Les rapporteurs spéciaux s'étonnent cependant que ces mesures n'aient pas été budgétées en LFI 2021 au regard de leur caractère prévisible notamment concernant la nouvelle carte des maires.

ANNEXE

Exécution 2020 (pour mémoire)

Exécution des crédits des programmes 119 et 122 en 2020

(en euros)

Source : commission des finances du Sénat (d'après les documents budgétaires)

Exécution des crédits des programmes 832, 833 et 834 en 2020

(en euros)

Source : commission des finances du Sénat (d'après les documents budgétaires)


* 1 Les crédits d'investissement pour les applications de la DGCL ayant été transférés sur le programme 216 au 1 er janvier 2020, à la suite de la création de la direction du numérique, l'action 2 retrace désormais, principalement, les coûts de fonctionnement courant, d'immobilier et d'informatique.

* 2 Aucun crédit n'a été consommé titre du programme 832 depuis 2013.

* 3 Pour mémoire, les crédits de compte 833 ne relèvent plus des seuls produits de la fiscalité locale à la suite de la suppression progressive de la taxe d'habitation et de la part régionale de la CVAE dans le cadre de la réforme des impôts de production.

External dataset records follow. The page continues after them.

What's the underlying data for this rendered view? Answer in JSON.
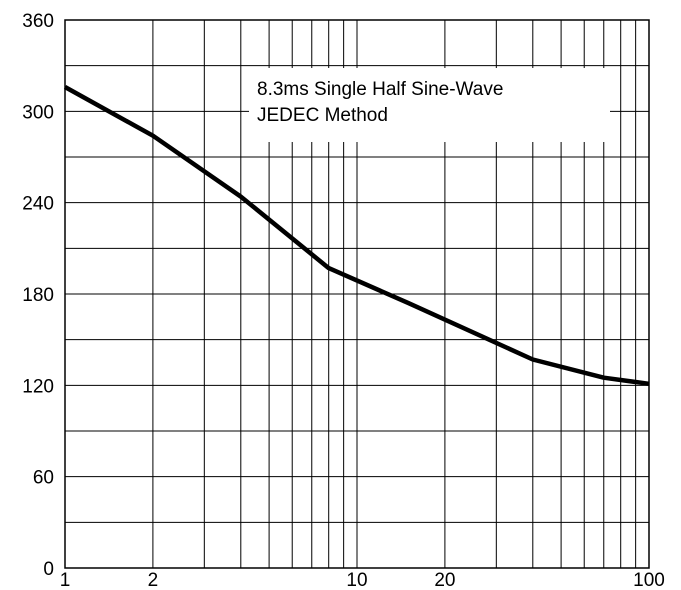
{
  "chart_data": {
    "type": "line",
    "title": "",
    "xlabel": "",
    "ylabel": "",
    "x_scale": "log",
    "xlim": [
      1,
      100
    ],
    "ylim": [
      0,
      360
    ],
    "x_ticks": [
      1,
      2,
      10,
      20,
      100
    ],
    "x_tick_labels": [
      "1",
      "2",
      "10",
      "20",
      "100"
    ],
    "y_ticks": [
      0,
      60,
      120,
      180,
      240,
      300,
      360
    ],
    "y_tick_labels": [
      "0",
      "60",
      "120",
      "180",
      "240",
      "300",
      "360"
    ],
    "grid": true,
    "annotation": {
      "lines": [
        "8.3ms Single Half Sine-Wave",
        "JEDEC Method"
      ]
    },
    "series": [
      {
        "x": [
          1,
          2,
          4,
          8,
          15,
          40,
          70,
          100
        ],
        "y": [
          316,
          284,
          244,
          197,
          174,
          137,
          125,
          121
        ]
      }
    ]
  }
}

Ils comportent désormais une fraction de TVA versée aux collectivités impactées par ces réformes en remplacement des impositions supprimées.

* 4 Loi n° 2021-1549 du 1 er décembre 2021 de finances rectificative pour 2021.

* 5 Loi n° 2021-953 du 19 juillet 2021 de finances rectificative pour 2021.

* 6 Revenu de solidarité active.

* 7 Allocation personnalisée d'autonomie.

* 8 Prestation de compensation du handicap.